C. J.: Tem algum prato da sua autoria?

L.P.: Tenho vários. Ainda hoje fiz um prato da minha autoria. Fiz pela primeira vez um puré com vinho, com crocante de castanha. Também nunca tinha feito um belo porco bísaro com mel e ervas de Provence só entalado em azeite. Eu acho que cada prato que eu faço é um prato da minha autoria.

C. J.: Qual é a sua opinião sobre a influência do “fast food” na alimentação das pessoas?

L. P.: É uma pergunta muito difícil para eu responder… Mas eu estou a ensinar - e fico já disponibilizado para fazer na vossa escola também -  as cantinas, já fiz isso em várias escolas, a cozinharem legumes. Os legumes é uma coisa que as crianças adoram, desde que estejam bem cozinhados, no tempo certo, se lhes conseguirmos dar crocante e sabor. Quando houver um “fast food” de castanha e porco bísaro, aí sim,  eu acho que podemos e devemos comer…

C. J.: O que o levou a concorrer ao Masterchef?

L. P.: Eu fui enganado. Foi a minha filha que me inscreveu. Eu nunca tinha visto um programa Masterchef, nem sabia sequer como é que eram as provas, mas, depois de estar lá, com uma grande paixão pela cozinha e, acima de tudo, com uma grande determinação, tudo se consegue. Eu falei 72 vezes em Vinhais. Falei muitas vezes em Trás-os-Montes, e isso foi aquilo pelo que eu lutei e que pensei fazer. Trás-os-Montes é uma região onde existem os produtos mais excelentes do mundo, nos nossos 9 meses de inverno e dos 3 de inferno. Acima de tudo, nós temos também de explicar uma coisa às pessoas das nossas terras que é: devemos pensar em vender as coisas que fazemos nas nossas aldeias muito bem vendidas e a preços muito bons, que nos permitam continuar a fazer coisas de muita qualidade, porque os nossos produtos têm muita qualidade!

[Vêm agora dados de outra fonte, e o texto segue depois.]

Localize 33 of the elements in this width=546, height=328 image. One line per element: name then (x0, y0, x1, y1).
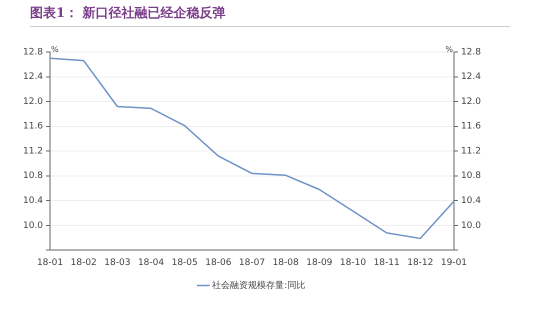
x-tick-label: 18-05 (172, 258, 198, 268)
x-tick-label: 18-12 (407, 258, 434, 268)
x-tick-label: 18-02 (70, 258, 97, 268)
x-tick-label: 18-10 (340, 258, 366, 268)
y2-tick-label: 12.4 (460, 72, 482, 82)
x-tick-label: 18-01 (36, 258, 64, 268)
y2-tick-label: 11.2 (460, 146, 482, 156)
chart-title: 图表1： 新口径社融已经企稳反弹 (30, 4, 226, 22)
y2-tick-label: 12.8 (460, 47, 482, 58)
y-tick-label: 12.4 (22, 72, 44, 82)
y-tick-label: 12.8 (22, 47, 44, 58)
y2-tick-label: 11.6 (460, 122, 482, 132)
y-tick-label: 11.6 (22, 122, 44, 132)
y-tick-label: 10.8 (22, 171, 44, 182)
x-tick-label: 18-04 (138, 258, 164, 268)
x-tick-label: 18-09 (306, 258, 333, 268)
y2-tick-label: 10.8 (460, 171, 482, 182)
y2-axis-title: % (445, 45, 454, 54)
y-tick-label: 12.0 (22, 96, 44, 107)
x-tick-label: 18-07 (238, 258, 266, 268)
y2-tick-label: 10.4 (460, 196, 482, 206)
y-tick-label: 11.2 (22, 146, 44, 156)
x-tick-label: 18-11 (374, 258, 400, 268)
x-tick-label: 18-08 (272, 258, 300, 268)
y2-tick-label: 12.0 (460, 96, 482, 107)
x-tick-label: 18-03 (104, 258, 130, 268)
y-axis-title: % (51, 45, 60, 54)
y-tick-label: 10.0 (22, 220, 44, 231)
x-tick-label: 18-06 (205, 258, 232, 268)
y-tick-label: 10.4 (22, 196, 44, 206)
legend-label: 社会融资规模存量:同比 (212, 280, 306, 291)
y2-tick-label: 10.0 (460, 220, 482, 231)
x-tick-label: 19-01 (440, 258, 468, 268)
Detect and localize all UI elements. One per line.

E, isto, deve ser o princípio do nosso caminho.

C. J.: O que aprendeu com o programa?

L. P.: Aprendi muita coisa. Até aprendi a viver mais em comunidade… aprendi a respeitar e aprendi a cozinhar muito, muito, muito, porque estive 3 meses a cozinhar todos os dias, a ler sobre cozinha todos os dias.

C. J.: Acha que este tipo de programas contribuem para a preservação da cozinha nacional?

L. P.: Não tenho dúvida nenhuma! Enquanto houver gente como o Luís Portugal, que acha que a cozinha típica, a cozinha do pote, também pode ser uma cozinha gourmet, e uma cozinha de qualidade! Eu vou sair daqui agora à pressa e vou vos dar uma novidade, da qual eu também estou muito orgulhoso: vou ser o primeiro não estrela Michelin a fazer um jantar na rota das estrelas Michelin e vou agora sair para Amarante, para a Casa da Calçada,  cozinhar ao pé de 9 ou 10 estrelas Michelin.

C. J.: As outras culturas influenciam o modo como cozinha?

L. P.: Claro que sim. Influenciam sempre, mas há um principio que nós temos que ter: podemos ir para a melhor escola de cozinha do mundo, mas se não sabemos fazer um refogado e como temperamos umas batatas e fazer uma sopa, nunca vamos ser bons cozinheiros.

C. J.: A castanha é uma companheira de trabalho?

L. P.: A castanha é excelente. A castanha dá-nos tudo, dá-nos sopa, puré, castanha frita, castanha assada… e é um excelente acompanhamento para todos os pratos de carne. Já para não falar da doçaria, que é fantástica, a farinha de castanha, por exemplo. A castanha é muito polivalente.

C. J.: Nós lemos uma entrevista sua, onde o chefe se considera uma “ave rara”, pode explicar porquê?

L. P.: Porque sou assim! Olha, precisamente por isto. Por esta forma de eu ser aventureiro como uma “ave rara” e que chegava aqui e pegava nas castanhas misturava-as com vinho de Vinhais e pensava fazer um puré. Nunca tinha feito.

C. J.: Ou seja, é um criativo?

L. P.: Sim, tem que ser muita criatividade na cozinha.

C. J.: E improviso também?

L. P.: Sempre! Aliás, nós temos que improvisar sempre, eu cheguei aqui e não tinha condições, tive que improvisar…

C. J.: Muito obrigada pela sua disponibilidade e colaboração.

L.P.: O prazer foi todo meu. Muito obrigada, também.